Feature	Generalized Additive Models (GAMs)	Model-Based Boosting
Strengths	Interpretable, Flexible, Additive Structure	Automatic feature selection, Regularization
Weaknesses	Manual parameter tuning, No automatic interactions	Greedy selection can miss important features

Stage 1: Main Effects

We first initialize all main effect function $f_j^{(0)} = 0 \forall j$ and $\hat{y}^{(0)} = 0$. Calculate pseudo-residuals $\tilde{r}^{(0)}$ For $M$ iterations (where each iteration cycles through ALL features):

Fit a shallow bagged tree $T_j^{(m)}$ using only feature $j$ as input and the pseudo-residuals $\tilde{r}^{(m-1)}$ as target.
Update shape function $f_j^{(1)}(x_j) = f_j^{(m-1)}(x_j) + \eta T_j^{(m)(x_j)}$
Update prediction $\hat{y}^{(1)} = \sum_{j=1}^p f_j^{(1)}(x_j)$
Recompute the pseudo-residuals $\tilde{r}^{(1)}$

The final model consists of $M$ shallow trees per feature:

\[\text{EBM Model } = \sum_{j=1}^p \sum_{m=1}^M \eta T_j^{(m)}(x_j) = \sum_{j=1}^p \hat{f}_j(x_j)\]

Plotting $\hat{f_j}$ against $x_j$ shows the univariate marginal effect
Round-Robin is used instead of Greedy because this ensures every feature gets updated each iteration and that there is no domination of any particular features.
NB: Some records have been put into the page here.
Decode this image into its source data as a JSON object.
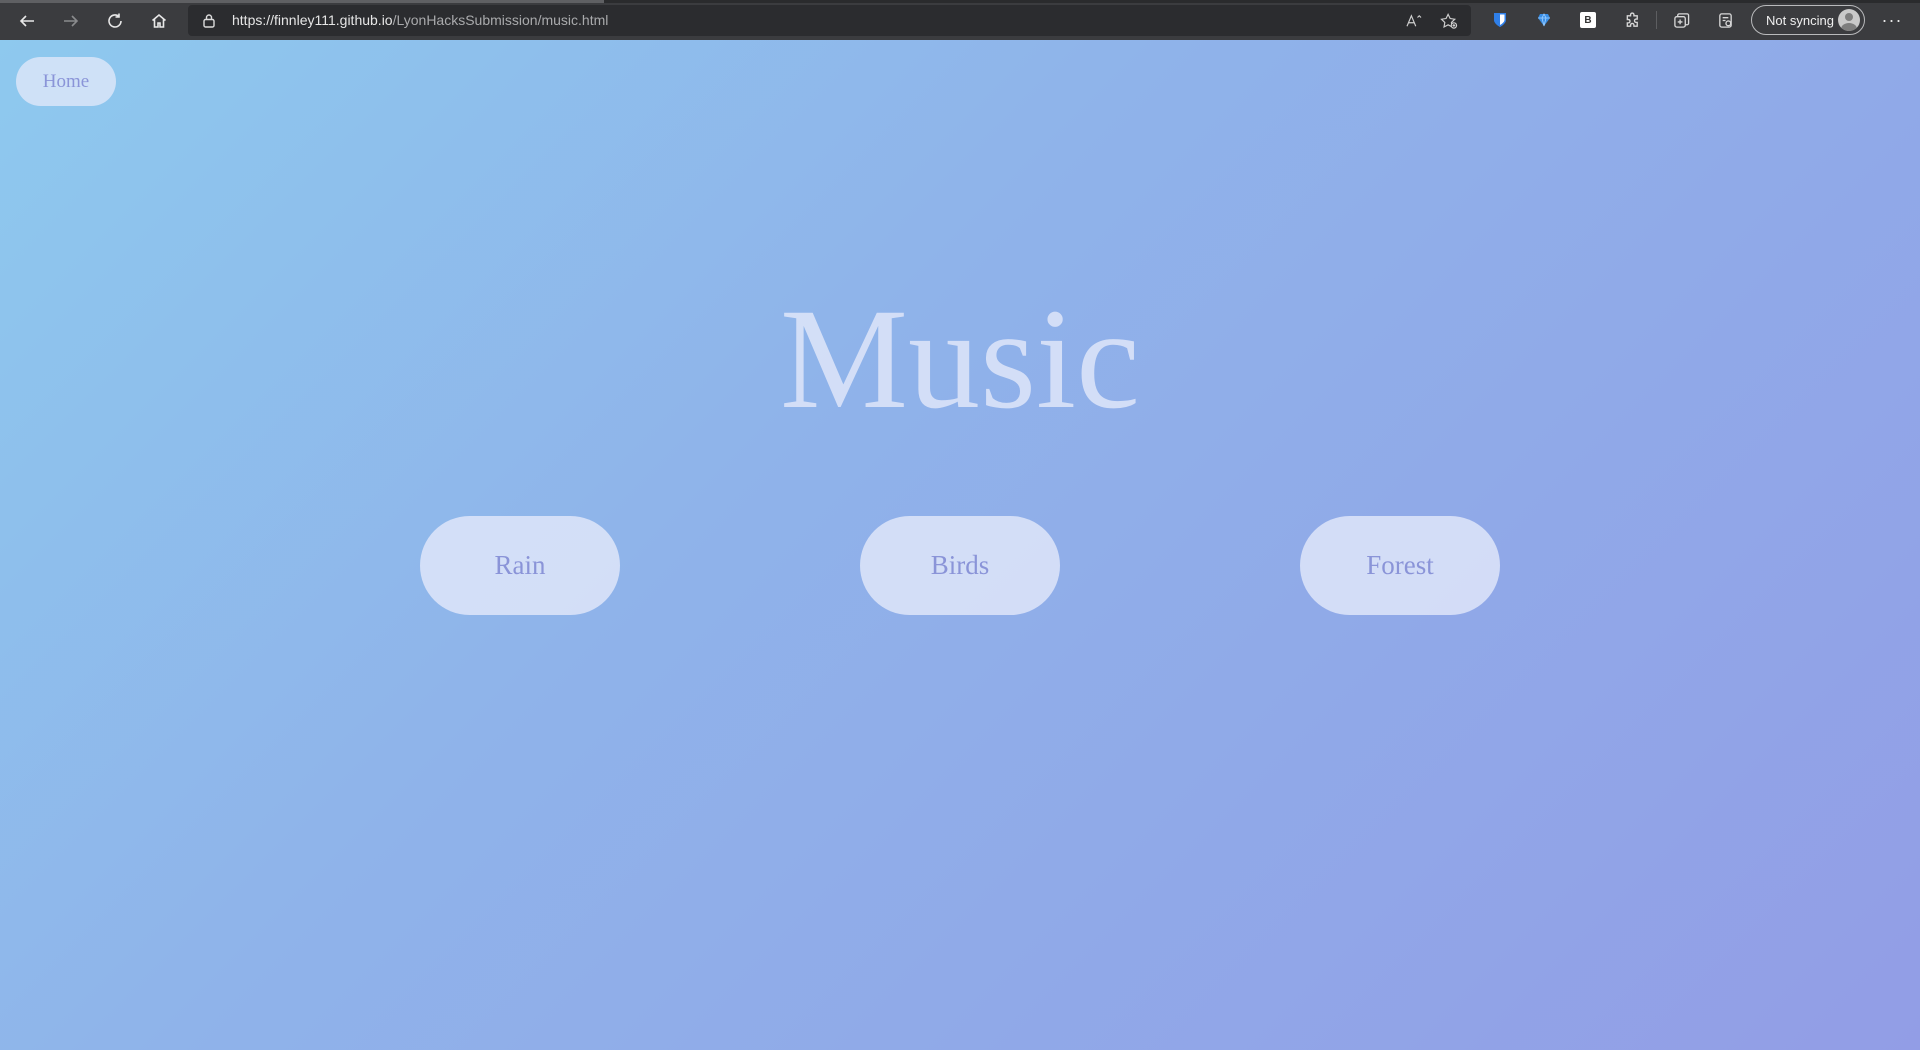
{
  "browser": {
    "url_host": "https://finnley111.github.io",
    "url_path": "/LyonHacksSubmission/music.html",
    "sync_label": "Not syncing",
    "more_label": "···"
  },
  "page": {
    "home_label": "Home",
    "title": "Music",
    "buttons": [
      {
        "label": "Rain"
      },
      {
        "label": "Birds"
      },
      {
        "label": "Forest"
      }
    ]
  },
  "colors": {
    "gradient_start": "#8ec9ee",
    "gradient_end": "#929de6",
    "button_fill": "#e2e8fa",
    "button_text": "#8a94d8"
  }
}
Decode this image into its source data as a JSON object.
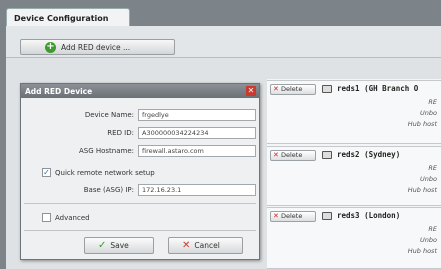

The small $\eta$ makes the order less relevant.

Stage 2: Interaction Effects

In GAMs, we need to explicitly model pair-wise interactions and for $p$ features, there are $p^2$ pair-wise interactions. This is often infeasible. Thus the FAST algorithm was proposed which estimates importance of all pairs and ranks them by reduction in RSS thereby only fitting top-ranked interactions.
First for $b \leq 256$ fit a 4-leafed tree $T_{ij}$. Each region has a prediction. Not among all region, keep the splits with minimal RSS. The ones with least RSS indicate strongest interaction.

Comparison of EBM and Model-Based Boosting

Feature	EBM (Explainable Boosting Machine)	MB-Boost (Model-Based Boosting)
Base Learner	Bagged 2–4-leaf trees, one feature per tree $\Rightarrow$ step-function shape $f_j$	User chooses component-wise learner (linear term, P-spline, tree, random effect, …)
Iteration Policy	Round-robin ($\forall j$) each boosting pass; tiny learning rate $\eta \approx 0.01$.	Greedy; update the single component that yields the largest loss reduction.
Regularisation	Many iterations M (5–10k); early stopping via internal CV on out-of-bag samples; bagging further lowers variance.	Shrinkage $\nu \in (0,1]$; early stop by CV/AIC; component selection acts like an $L_0/L_1$ penalty $\Rightarrow$ sparsity.
Interactions	FAST ranks and selects top-K interaction pairs, fitted as bivariate trees $\Rightarrow$ GA2M	Interactions are modeled only when the user supplies them.